即席ペアでありながら、予選から決勝までの4試合で1セットも落とすことなく完全優勝。その裏には長年築いてきた信頼関係と、細やかな調整を重ねた努力があった。昨年は1学年上の先輩と組んで国スポに出場した幸が、「国スポに出場するなら兼高しか考えられない」とラブコールを送ったのが、ペア結成のきっかけだった。異なる高校に在籍するペアは異例で、2人の熱意が両校の指導者の心を動かした。
幸は俊敏な動きとレシーブ力に優れ、常に前向きな姿勢で仲間を鼓舞するムードメーカー。一方の兼高は長身を生かしたスパイクで得点源としての存在感を放つ。プレースタイルは異なり、互いの長所を補い合う関係は理想的だ。「高校でも練習試合を頻繁にしていたので中学からずっと一緒のチームみたいな感覚。お互いを知り尽くしているから、自然と連係がとれる」と幸は語る。昨年の国スポ出場経験を通じて「攻撃の幅が広がった」と自己評価し、「今年も自信を持って戦いたい」と意気込む。
兼高も「咲良のプレーから学びたい」と信頼を寄せる。ビーチバレーは風や砂、天候など自然の影響を受けやすく、インドアバレーとはまったく異なる競技だ。だからこそ、2人の強みであるコミュニケーション力と冷静な対応力が光る。
仲の良さとプレー中の明るさは、見ている側にも清々しい印象を与える。11日に始まる国スポ九州ブロック大会に、県代表として出場する2人。強豪がひしめく中で、「1勝するのさえ難しい」と幸は語るが、その表情に悲壮感はない。むしろ、挑戦を楽しむ余裕すら感じさせる。
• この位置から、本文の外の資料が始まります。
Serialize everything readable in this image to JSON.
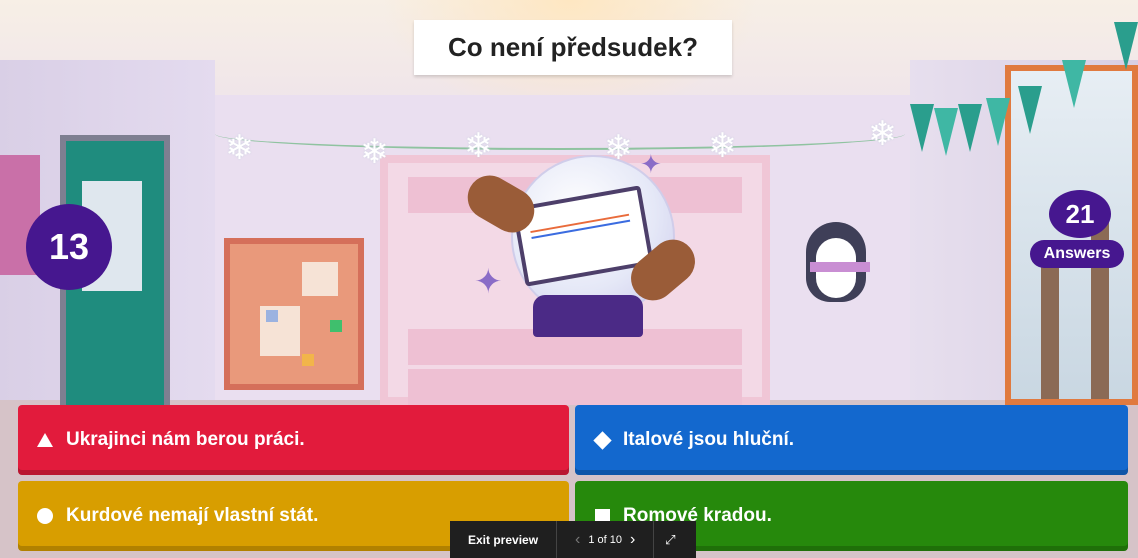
{
  "question": {
    "text": "Co není předsudek?"
  },
  "timer": {
    "value": "13"
  },
  "answers_counter": {
    "count": "21",
    "label": "Answers"
  },
  "options": [
    {
      "shape": "triangle",
      "text": "Ukrajinci nám berou práci.",
      "color": "#e21b3c"
    },
    {
      "shape": "diamond",
      "text": "Italové jsou hluční.",
      "color": "#1368ce"
    },
    {
      "shape": "circle",
      "text": "Kurdové nemají vlastní stát.",
      "color": "#d89e00"
    },
    {
      "shape": "square",
      "text": "Romové kradou.",
      "color": "#26890c"
    }
  ],
  "preview_bar": {
    "exit_label": "Exit preview",
    "page_text": "1 of 10",
    "prev_icon": "chevron-left-icon",
    "next_icon": "chevron-right-icon",
    "fullscreen_icon": "expand-icon"
  },
  "colors": {
    "accent": "#46178f"
  }
}
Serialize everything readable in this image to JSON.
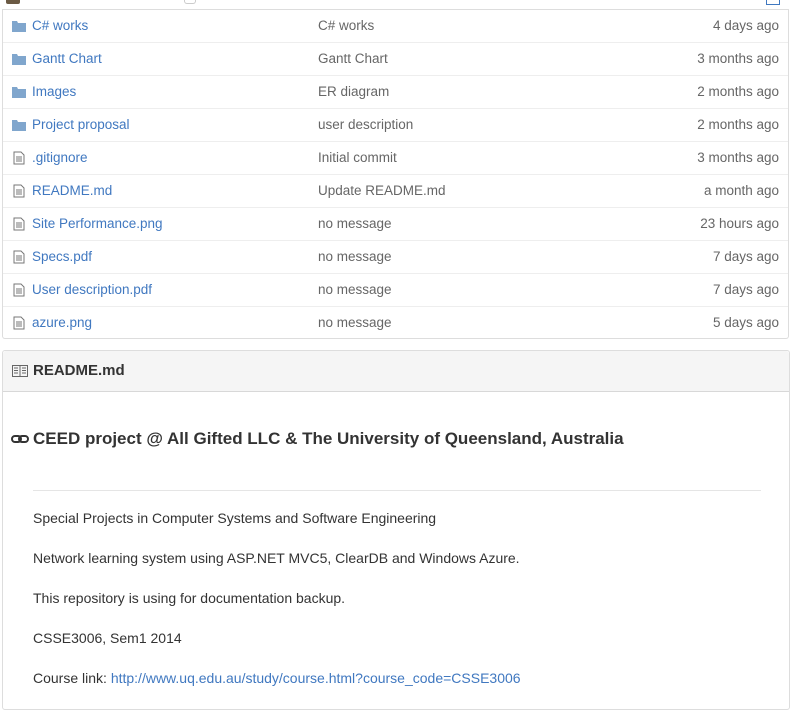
{
  "files": [
    {
      "type": "folder",
      "name": "C# works",
      "message": "C# works",
      "age": "4 days ago"
    },
    {
      "type": "folder",
      "name": "Gantt Chart",
      "message": "Gantt Chart",
      "age": "3 months ago"
    },
    {
      "type": "folder",
      "name": "Images",
      "message": "ER diagram",
      "age": "2 months ago"
    },
    {
      "type": "folder",
      "name": "Project proposal",
      "message": "user description",
      "age": "2 months ago"
    },
    {
      "type": "file",
      "name": ".gitignore",
      "message": "Initial commit",
      "age": "3 months ago"
    },
    {
      "type": "file",
      "name": "README.md",
      "message": "Update README.md",
      "age": "a month ago"
    },
    {
      "type": "file",
      "name": "Site Performance.png",
      "message": "no message",
      "age": "23 hours ago"
    },
    {
      "type": "file",
      "name": "Specs.pdf",
      "message": "no message",
      "age": "7 days ago"
    },
    {
      "type": "file",
      "name": "User description.pdf",
      "message": "no message",
      "age": "7 days ago"
    },
    {
      "type": "file",
      "name": "azure.png",
      "message": "no message",
      "age": "5 days ago"
    }
  ],
  "readme": {
    "title": "README.md",
    "heading": "CEED project @ All Gifted LLC & The University of Queensland, Australia",
    "paragraphs": [
      "Special Projects in Computer Systems and Software Engineering",
      "Network learning system using ASP.NET MVC5, ClearDB and Windows Azure.",
      "This repository is using for documentation backup.",
      "CSSE3006, Sem1 2014"
    ],
    "course_label": "Course link: ",
    "course_link": "http://www.uq.edu.au/study/course.html?course_code=CSSE3006"
  },
  "colors": {
    "link": "#4078c0",
    "folder": "#80a6cd",
    "text": "#333333",
    "muted": "#666666"
  }
}
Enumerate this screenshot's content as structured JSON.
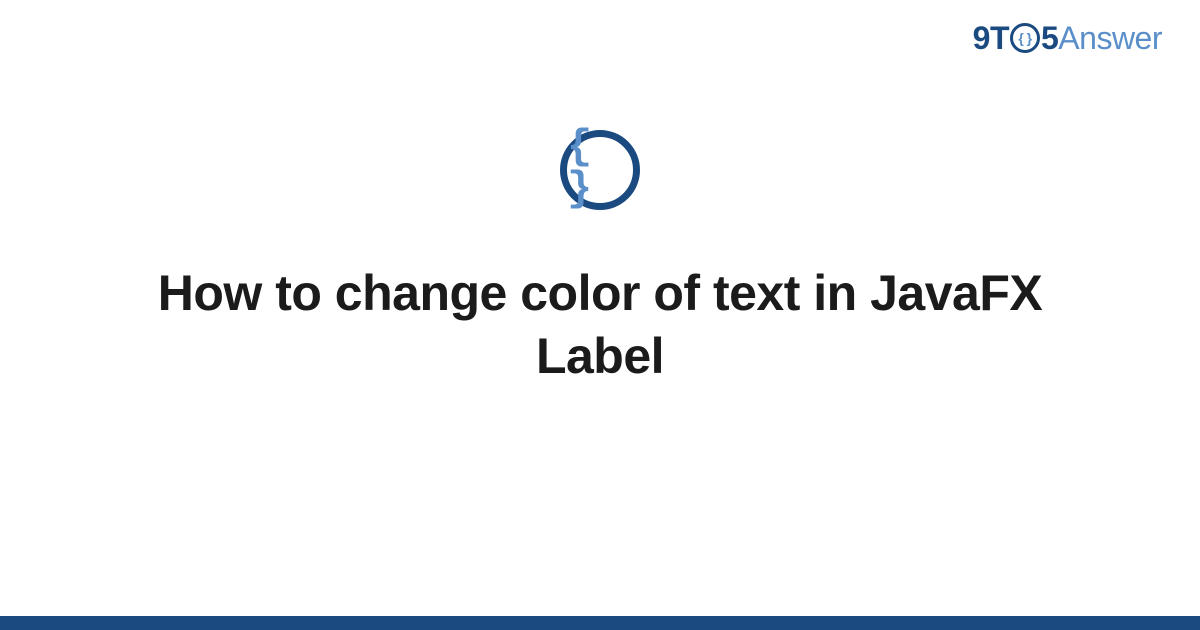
{
  "logo": {
    "part1": "9T",
    "circle_inner": "{ }",
    "part2": "5",
    "part3": "Answer"
  },
  "icon": {
    "braces": "{ }",
    "name": "code-braces-icon"
  },
  "title": "How to change color of text in JavaFX Label",
  "colors": {
    "primary": "#1b4a80",
    "secondary": "#5b8fc9",
    "text": "#1b1b1b",
    "background": "#ffffff"
  }
}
互いを信じ、支え合いながら挑む国スポ九州ブロックの舞台。風の強さも、やけた砂の熱も、そして格上の相手にも臆することなく、2人は自分たちのスタイルを貫こうとしている。コート上ではアイコンタクトで呼吸を合わせ、失点しても笑顔で声をかけ合う姿が印象的だ。言葉を交わさなくても伝わる信頼と絶えない笑顔は、ひときわ強く、まぶしく輝いている。